Cependant, « Nous sommes préoccupés par la fiabilité, et vous devez avoir toujours des ressources distribuables disponibles pour maintenir le réseau. Il ne peut pas s’agir de ressources intermittentes à 100%. Vous devez avoir une certaine forme d’énergie toujours disponible » comme le nucléaire ou le gaz naturel. « Dans une situation où nous avons besoin de plus d’électricité, la question est : quelle part du portefeuille peut provenir de ressources intermittentes ? »

Les services publics ont le potentiel de vendre plus d’électricité. Mais ils marchent sur une ligne fine. Prendre Northwestern
NWE (en anglais seulement)
L’énergie, qui vend de l’électricité et du gaz naturel dans le Montana et le Dakota du Sud, et le gaz naturel dans le Nebraska: il souligne que le marché de l’énergie est idiosyncratique et que les combustibles sont souvent consommés en fonction de l’heure de la journée et de l’année.

Il souligne que le gaz naturel non seulement raffermit l’énergie éolienne et solaire lorsque les conditions météorologiques ne sont pas agréables, mais il indique également que l’industrie déploie les technologies pour capturer les émissions de méthane, un puissant gaz à effet de serre. Son plus grand frL’ustration est le processus réglementaire, qui est lent à approuver les projets d’infrastructure.

À moins que le réseau de transport ne s’étende, la Wind Energy Foundation affirme qu’au moins 51 000 mégawatts d’énergie renouvelable pourraient ne pas atteindre le marché. La neutralité carbone devient alors un vœu pieux.

« Comme à chaque transition, c’est désordonné et compliqué », a déclaré Robert Rowe, président-directeur général de Northwestern Energy, lors du symposium. « Cela prend plus de temps que vous ne le pensiez, mais vous avez peut-être accompli plus lorsque vous regardez en arrière. Une grande partie du monde se concentre sur la neutralité carbone d’ici 2050. Mais nous devons également viser la fiabilité et l’abordabilité comme les incontournables, et nous ne pouvons rien faire pour mettre cela en péril. »
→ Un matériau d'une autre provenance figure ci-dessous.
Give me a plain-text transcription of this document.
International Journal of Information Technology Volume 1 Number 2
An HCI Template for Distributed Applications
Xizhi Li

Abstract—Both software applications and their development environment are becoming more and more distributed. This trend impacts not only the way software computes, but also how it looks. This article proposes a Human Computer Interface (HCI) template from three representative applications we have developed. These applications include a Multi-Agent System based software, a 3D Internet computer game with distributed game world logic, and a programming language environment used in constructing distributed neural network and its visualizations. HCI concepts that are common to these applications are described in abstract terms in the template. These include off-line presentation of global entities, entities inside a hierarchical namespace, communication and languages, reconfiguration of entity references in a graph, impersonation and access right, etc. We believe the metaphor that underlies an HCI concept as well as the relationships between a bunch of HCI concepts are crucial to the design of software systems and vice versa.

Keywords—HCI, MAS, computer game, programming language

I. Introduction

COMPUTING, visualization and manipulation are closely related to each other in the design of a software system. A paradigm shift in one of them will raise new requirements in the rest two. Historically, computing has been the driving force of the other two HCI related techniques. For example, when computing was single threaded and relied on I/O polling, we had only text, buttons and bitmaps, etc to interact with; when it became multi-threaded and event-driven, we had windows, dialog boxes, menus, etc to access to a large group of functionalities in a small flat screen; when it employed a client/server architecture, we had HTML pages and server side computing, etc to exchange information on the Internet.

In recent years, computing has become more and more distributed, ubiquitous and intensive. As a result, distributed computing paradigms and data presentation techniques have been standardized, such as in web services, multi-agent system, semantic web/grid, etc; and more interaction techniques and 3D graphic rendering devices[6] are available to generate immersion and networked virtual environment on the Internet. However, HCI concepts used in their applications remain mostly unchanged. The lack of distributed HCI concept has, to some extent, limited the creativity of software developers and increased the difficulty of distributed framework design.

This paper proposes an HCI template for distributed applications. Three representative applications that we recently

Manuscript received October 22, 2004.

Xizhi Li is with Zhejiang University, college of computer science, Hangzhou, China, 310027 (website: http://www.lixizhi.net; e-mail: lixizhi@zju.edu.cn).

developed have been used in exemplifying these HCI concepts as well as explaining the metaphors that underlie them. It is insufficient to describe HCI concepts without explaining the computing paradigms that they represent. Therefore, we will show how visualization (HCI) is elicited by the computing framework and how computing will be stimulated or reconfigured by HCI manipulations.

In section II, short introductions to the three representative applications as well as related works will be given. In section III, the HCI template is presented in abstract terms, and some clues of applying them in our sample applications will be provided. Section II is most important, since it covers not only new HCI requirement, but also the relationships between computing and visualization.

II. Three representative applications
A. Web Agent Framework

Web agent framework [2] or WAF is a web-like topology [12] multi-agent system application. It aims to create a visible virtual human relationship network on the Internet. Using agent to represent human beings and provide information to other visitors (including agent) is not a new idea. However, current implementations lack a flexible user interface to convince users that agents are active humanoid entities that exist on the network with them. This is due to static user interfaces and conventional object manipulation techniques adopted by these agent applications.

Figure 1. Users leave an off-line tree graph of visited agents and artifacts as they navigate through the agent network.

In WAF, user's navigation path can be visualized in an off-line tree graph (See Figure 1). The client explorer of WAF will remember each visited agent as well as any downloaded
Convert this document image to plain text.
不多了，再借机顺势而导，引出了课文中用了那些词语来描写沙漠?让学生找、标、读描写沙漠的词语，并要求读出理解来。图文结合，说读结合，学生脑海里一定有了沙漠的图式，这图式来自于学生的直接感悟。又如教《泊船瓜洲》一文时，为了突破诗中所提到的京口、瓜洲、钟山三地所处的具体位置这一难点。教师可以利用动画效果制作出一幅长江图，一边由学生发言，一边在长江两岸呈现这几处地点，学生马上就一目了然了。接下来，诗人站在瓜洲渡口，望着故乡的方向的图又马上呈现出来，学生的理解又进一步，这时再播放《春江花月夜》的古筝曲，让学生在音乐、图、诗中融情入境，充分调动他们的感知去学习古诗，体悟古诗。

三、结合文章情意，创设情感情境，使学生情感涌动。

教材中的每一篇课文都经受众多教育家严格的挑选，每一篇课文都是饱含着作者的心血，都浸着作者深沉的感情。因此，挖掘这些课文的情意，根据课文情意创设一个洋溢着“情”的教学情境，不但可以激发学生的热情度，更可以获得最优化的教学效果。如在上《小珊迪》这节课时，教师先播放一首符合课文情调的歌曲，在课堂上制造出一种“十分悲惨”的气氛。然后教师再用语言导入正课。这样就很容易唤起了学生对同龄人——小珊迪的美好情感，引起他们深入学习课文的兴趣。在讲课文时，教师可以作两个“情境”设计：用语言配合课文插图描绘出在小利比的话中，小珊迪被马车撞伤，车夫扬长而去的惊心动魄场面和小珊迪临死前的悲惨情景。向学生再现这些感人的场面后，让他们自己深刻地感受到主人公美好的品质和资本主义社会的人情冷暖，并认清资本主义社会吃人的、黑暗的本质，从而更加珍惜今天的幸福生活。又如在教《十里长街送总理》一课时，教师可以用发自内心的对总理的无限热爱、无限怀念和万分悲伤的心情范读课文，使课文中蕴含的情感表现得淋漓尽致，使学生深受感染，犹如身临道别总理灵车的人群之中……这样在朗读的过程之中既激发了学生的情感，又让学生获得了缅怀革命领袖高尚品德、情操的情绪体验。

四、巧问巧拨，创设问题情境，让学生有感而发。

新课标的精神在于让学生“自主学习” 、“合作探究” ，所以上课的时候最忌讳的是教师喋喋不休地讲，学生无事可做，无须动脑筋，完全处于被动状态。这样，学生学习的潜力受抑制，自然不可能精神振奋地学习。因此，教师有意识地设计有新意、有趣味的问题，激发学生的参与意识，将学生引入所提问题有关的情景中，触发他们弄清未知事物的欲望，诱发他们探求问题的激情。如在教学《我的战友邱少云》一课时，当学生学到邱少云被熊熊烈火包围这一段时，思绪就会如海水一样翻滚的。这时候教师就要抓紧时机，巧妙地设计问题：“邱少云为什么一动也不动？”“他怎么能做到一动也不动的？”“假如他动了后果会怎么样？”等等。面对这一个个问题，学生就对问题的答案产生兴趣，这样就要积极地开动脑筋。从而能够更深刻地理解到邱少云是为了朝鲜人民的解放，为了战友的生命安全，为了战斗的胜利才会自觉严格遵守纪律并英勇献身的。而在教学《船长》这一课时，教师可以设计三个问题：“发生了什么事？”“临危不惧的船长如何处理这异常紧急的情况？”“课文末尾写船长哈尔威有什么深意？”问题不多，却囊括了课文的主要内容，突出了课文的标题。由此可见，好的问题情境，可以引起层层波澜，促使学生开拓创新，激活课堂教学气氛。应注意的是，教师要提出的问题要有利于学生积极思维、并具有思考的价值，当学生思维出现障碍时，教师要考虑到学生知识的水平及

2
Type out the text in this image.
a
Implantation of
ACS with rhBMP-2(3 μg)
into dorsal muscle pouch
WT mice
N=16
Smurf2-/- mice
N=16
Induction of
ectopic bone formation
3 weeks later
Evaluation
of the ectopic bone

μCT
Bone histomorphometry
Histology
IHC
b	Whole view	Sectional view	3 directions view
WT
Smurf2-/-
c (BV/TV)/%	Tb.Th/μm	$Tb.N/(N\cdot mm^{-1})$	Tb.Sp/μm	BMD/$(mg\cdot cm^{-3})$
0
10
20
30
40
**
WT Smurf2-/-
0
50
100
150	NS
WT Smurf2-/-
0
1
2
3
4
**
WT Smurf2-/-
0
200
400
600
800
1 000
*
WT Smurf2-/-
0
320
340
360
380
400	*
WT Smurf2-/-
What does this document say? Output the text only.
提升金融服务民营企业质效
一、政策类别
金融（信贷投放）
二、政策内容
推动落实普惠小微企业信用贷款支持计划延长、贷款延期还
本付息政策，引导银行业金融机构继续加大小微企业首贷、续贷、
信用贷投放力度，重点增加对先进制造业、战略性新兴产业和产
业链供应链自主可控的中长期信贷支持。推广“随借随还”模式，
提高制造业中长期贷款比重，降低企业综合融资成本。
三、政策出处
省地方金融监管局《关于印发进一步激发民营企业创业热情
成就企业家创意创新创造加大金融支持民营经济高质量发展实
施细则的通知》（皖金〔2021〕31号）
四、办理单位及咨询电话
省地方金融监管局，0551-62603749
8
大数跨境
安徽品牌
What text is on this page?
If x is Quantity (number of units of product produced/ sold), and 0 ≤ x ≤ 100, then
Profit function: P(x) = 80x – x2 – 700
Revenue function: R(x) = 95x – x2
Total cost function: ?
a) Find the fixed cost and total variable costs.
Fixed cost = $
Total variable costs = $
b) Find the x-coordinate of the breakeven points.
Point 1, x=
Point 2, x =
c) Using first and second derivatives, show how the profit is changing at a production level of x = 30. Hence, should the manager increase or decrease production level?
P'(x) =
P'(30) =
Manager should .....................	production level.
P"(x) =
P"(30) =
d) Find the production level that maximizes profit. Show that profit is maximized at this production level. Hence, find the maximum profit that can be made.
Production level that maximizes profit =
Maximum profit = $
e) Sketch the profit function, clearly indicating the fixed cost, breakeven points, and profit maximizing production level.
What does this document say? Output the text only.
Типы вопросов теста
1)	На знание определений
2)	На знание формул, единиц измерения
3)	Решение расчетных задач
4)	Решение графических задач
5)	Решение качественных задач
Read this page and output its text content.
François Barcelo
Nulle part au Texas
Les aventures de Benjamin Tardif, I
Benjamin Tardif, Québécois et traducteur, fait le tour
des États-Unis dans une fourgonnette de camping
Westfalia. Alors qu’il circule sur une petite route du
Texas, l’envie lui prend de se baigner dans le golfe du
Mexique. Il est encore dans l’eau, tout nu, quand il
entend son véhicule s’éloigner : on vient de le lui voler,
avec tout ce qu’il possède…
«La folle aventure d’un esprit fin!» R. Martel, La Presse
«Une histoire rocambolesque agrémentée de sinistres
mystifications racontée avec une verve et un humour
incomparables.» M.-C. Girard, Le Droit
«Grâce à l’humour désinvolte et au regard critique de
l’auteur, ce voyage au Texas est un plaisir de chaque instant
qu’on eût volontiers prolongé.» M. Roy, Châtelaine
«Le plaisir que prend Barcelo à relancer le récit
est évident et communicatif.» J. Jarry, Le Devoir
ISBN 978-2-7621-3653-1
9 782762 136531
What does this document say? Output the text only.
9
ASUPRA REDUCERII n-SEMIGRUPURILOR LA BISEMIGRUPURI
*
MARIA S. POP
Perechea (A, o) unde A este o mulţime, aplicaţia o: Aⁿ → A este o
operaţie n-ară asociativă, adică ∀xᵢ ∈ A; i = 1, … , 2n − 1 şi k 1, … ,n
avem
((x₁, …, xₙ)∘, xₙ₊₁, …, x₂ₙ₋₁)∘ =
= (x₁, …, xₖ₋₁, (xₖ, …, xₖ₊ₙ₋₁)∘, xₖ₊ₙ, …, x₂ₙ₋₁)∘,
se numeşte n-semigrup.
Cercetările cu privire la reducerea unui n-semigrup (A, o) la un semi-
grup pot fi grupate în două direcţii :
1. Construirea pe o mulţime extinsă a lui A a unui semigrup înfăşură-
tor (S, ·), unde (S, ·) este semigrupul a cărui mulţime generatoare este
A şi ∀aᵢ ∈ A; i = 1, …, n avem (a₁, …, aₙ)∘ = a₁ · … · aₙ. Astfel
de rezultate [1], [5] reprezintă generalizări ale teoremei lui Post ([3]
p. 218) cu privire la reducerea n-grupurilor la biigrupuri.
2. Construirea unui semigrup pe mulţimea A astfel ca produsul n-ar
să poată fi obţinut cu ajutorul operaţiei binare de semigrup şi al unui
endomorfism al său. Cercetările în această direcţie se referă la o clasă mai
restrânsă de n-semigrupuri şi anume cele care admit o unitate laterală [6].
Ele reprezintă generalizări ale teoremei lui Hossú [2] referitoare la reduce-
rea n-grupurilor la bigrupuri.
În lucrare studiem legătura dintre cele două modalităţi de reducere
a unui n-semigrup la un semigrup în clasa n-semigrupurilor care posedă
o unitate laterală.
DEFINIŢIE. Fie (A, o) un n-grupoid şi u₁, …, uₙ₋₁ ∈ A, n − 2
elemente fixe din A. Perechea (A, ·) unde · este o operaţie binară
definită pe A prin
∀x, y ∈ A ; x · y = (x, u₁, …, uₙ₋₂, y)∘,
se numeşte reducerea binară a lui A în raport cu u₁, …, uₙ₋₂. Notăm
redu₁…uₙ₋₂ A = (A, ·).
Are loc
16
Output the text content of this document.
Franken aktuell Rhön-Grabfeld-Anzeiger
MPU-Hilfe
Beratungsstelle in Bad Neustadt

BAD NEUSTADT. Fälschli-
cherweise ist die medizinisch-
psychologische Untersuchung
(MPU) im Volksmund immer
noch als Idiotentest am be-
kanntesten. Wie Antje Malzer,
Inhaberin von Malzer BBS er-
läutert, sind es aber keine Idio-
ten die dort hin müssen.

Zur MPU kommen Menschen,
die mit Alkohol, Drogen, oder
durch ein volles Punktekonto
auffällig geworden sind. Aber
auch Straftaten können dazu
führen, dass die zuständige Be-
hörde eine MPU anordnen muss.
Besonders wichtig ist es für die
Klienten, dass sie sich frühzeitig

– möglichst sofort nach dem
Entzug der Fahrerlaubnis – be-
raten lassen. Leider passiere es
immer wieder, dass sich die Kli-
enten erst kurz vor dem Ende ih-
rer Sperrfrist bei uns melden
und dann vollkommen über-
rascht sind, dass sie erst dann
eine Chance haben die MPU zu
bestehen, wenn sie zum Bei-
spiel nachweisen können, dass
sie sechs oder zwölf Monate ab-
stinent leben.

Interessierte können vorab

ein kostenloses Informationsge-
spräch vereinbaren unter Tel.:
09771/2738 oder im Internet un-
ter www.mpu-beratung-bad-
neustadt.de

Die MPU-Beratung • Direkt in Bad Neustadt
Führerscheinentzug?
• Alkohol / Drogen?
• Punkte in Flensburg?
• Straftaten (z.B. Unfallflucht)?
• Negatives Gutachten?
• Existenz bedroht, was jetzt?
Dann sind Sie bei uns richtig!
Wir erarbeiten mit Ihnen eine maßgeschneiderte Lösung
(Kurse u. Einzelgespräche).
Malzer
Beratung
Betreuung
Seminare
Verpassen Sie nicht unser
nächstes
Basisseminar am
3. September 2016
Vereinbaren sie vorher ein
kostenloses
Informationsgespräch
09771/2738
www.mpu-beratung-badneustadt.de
Si l’objectif est la neutralité carbone, alors la solution est l’électrification de l’économie. Le passage aux véhicules électriques et potentiellement des avions électriques pour des vols plus courts souligne l’élan. Notamment, la transition énergétique comprend également la production d’électricité, nécessitant le stockage de gaz naturel et de batteries pour s’assurer que les lumières restent allumées. Avec cela, la feuille de route vers la neutralité carbone est claire – des investissements et des innovations surchargés dans des technologies prometteuses.